Если в группах профилактики рукоприкладства чаще всего встречаются представители среднего класса (белые и меньшинства), а тюрьмы в основном населяют малообеспеченные люди с разным цветом кожи, то виновники фамилицидов в большинстве своем – белые мужчины среднего класса и его верхнего сегмента. Конечно, неравенство между меньшинствами и белыми заметнее всего проявляется в тюрьмах по всей стране: представителей меньшинств в разы чаще заключают под стражу за то, что белым европейцам беспрестанно сходит с рук, потому что у них есть деньги, связи или образование. Вспомните истории Роба Портера, Эрика Шнейдермана и Дональда Трампа, и вы поймете, как работают привилегии и экономика белых мужчин. Но в случае с фамилицидом верно обратное: подавляющее большинство мужчин, которые убивают всех членов своих семей – белые представители среднего класса и его верхнего сегмента. Зачастую эти мужчины образованы и хорошо обеспечены, или же были хорошо обеспечены незадолго до совершения убийств. Некоторые из наиболее известных преступлений, например, дело Скотта Петерсона, который заключен в камере смертников за убийство жены и нерожденного ребенка, или случай Криса Уоттса, которого в ноябре 2018 года приговорили к пожизненному заключению за убийство жены, двух дочерей и нерожденного сына, месяцами не сходили с передовиц по всей стране[93]
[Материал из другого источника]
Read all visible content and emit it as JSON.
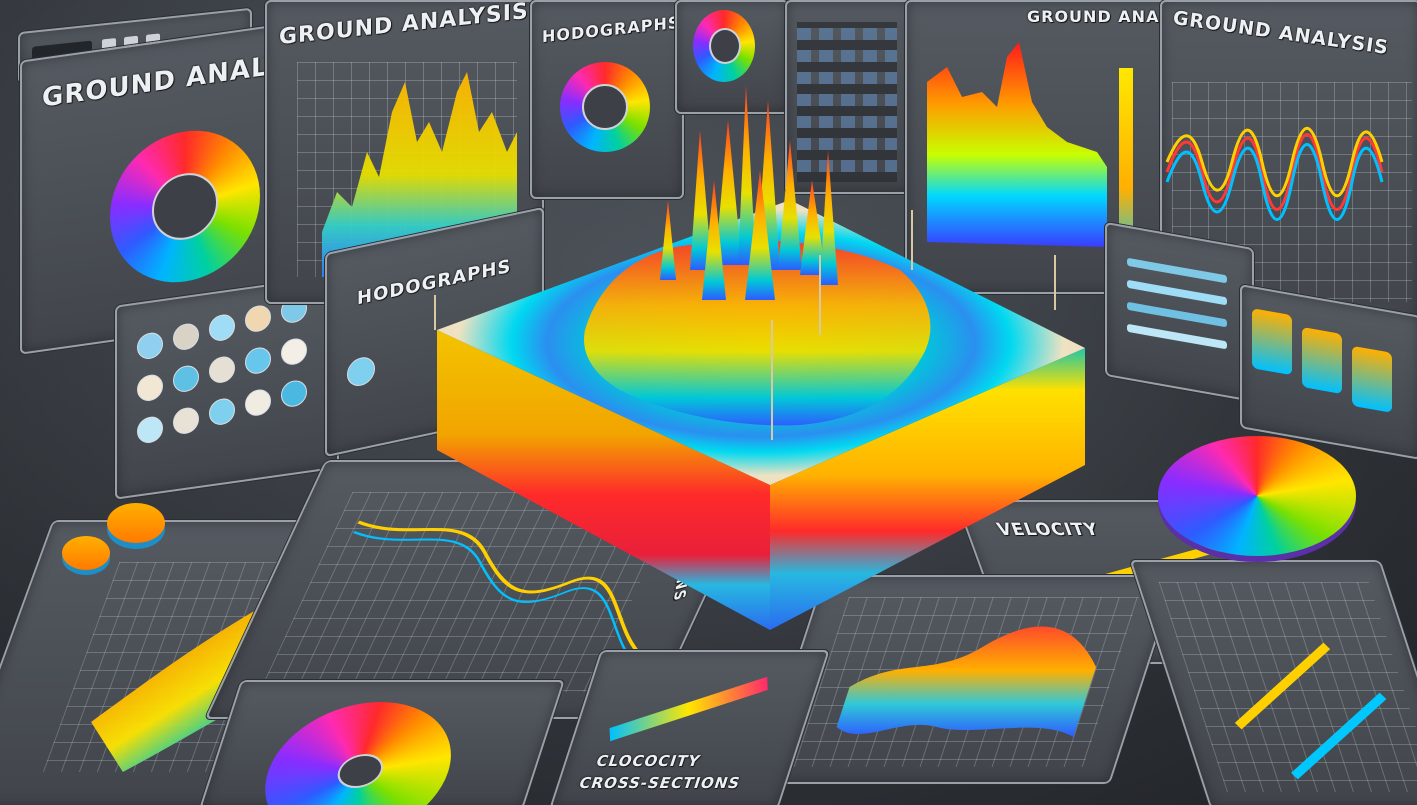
{
  "labels": {
    "ground_analysis_left": "GROUND ANALYSIS",
    "ground_analysis_top": "GROUND ANALYSIS",
    "ground_analysis_right": "GROUND ANALYSIS",
    "hodographs_top": "HODOGRAPHS",
    "hodographs_mid": "HODOGRAPHS",
    "velocity": "VELOCITY",
    "sections": "SECTIONS",
    "cross_sections_line1": "CLOCOCITY",
    "cross_sections_line2": "CROSS-SECTIONS"
  },
  "icons": [
    "color-wheel-icon",
    "donut-chart-icon",
    "spike-chart-icon",
    "waveform-icon",
    "terrain-block-icon"
  ],
  "colors": {
    "background": "#3c4046",
    "panel_border": "#9aa0a8",
    "spectrum": [
      "#ff2a2a",
      "#ff8a00",
      "#ffe600",
      "#00d0a0",
      "#00b4ff",
      "#2e5bff"
    ]
  }
}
. Фамилицид – один из подвидов связанных с домашним насилием убийств, ход которых зачастую не следует типовому варианту развития событий. Возможно, фамилициду посвящено так мало исследований из-за того, что это абсолютно немыслимое и мрачное преступление, большинство виновников которого практически всегда кончают жизнь самоубийством. Более того, Вебсдейл, который также занимает должность директора Государственной инициативы по обзору смертельных случаев домашнего насилия (ГИОССДН), вероятно, является единственным исследователем в Соединенных Штатах, сделавшим целью своих академических изысканий именно этот подвид убийства.Пожалуй, очевидно, что писать о фамилицидах невероятно тяжело. Для расследований таких пронизанных ужасом историй журналисту необходима сильнейшая эмоциональная стойкость. Неудивительно, что такие случаи плохо освещаются в СМИ. Но существуют и практические сложности: большинство преступников совершают самоубийства. А выжившие обычно не разговаривают с репортерами.
Патрик О'Хэнлон оказался редкой находкой: человек, который выжил после содеянного и был готов со мной разговаривать. Думаю, сначала он считал, что наши беседы приведут его к отпущению грехов, будут способом оправдаться перед миром. Он идеально подходил под данное Дэвидом Адамсом описание нарцисса, и даже несколько раз упомянул, что считает, будто мир жаждет услышать его историю. Но в какой-то момент он, видимо, понял, что через меня грехи не отпустить. И после многих месяцев интервью решил, что не хочет участвовать в проекте. Мы долго это обсуждали. Я журналист, и для меня правила просты: нельзя сказать, что твои слова «не для записи», если запись, как это было в данном случае, уже сделана. Около четырнадцати часов интервью – несколько тетрадей записей. Я имела право опубликовать эту историю. И, в то же время, я живу и работаю в стране, верховный главнокомандующий которой называет представителей СМИ «врагами народа». За нашу работу нас оскорбляют, нам угрожают, нас судят (и даже убивают), и поэтому такие решения нельзя принимать легкомысленно. И, честно говоря, мне не хотелось вступать в конфликт с человеком, который убил всю свою семью.
В конечном счете я поняла, что единственный способ исследовать вопрос о том, почему количество фамилицидов растет, использовать историю Патрика, значительно ее отредактировав. Я изменила имя преступника и имена членов его семьи, а также изъяла из повествования сведения, которые могли бы раскрыть его личность. Большая часть представленной информации взята из материалов судебных заседаний, полицейских досье и других находящихся в открытом доступе источников.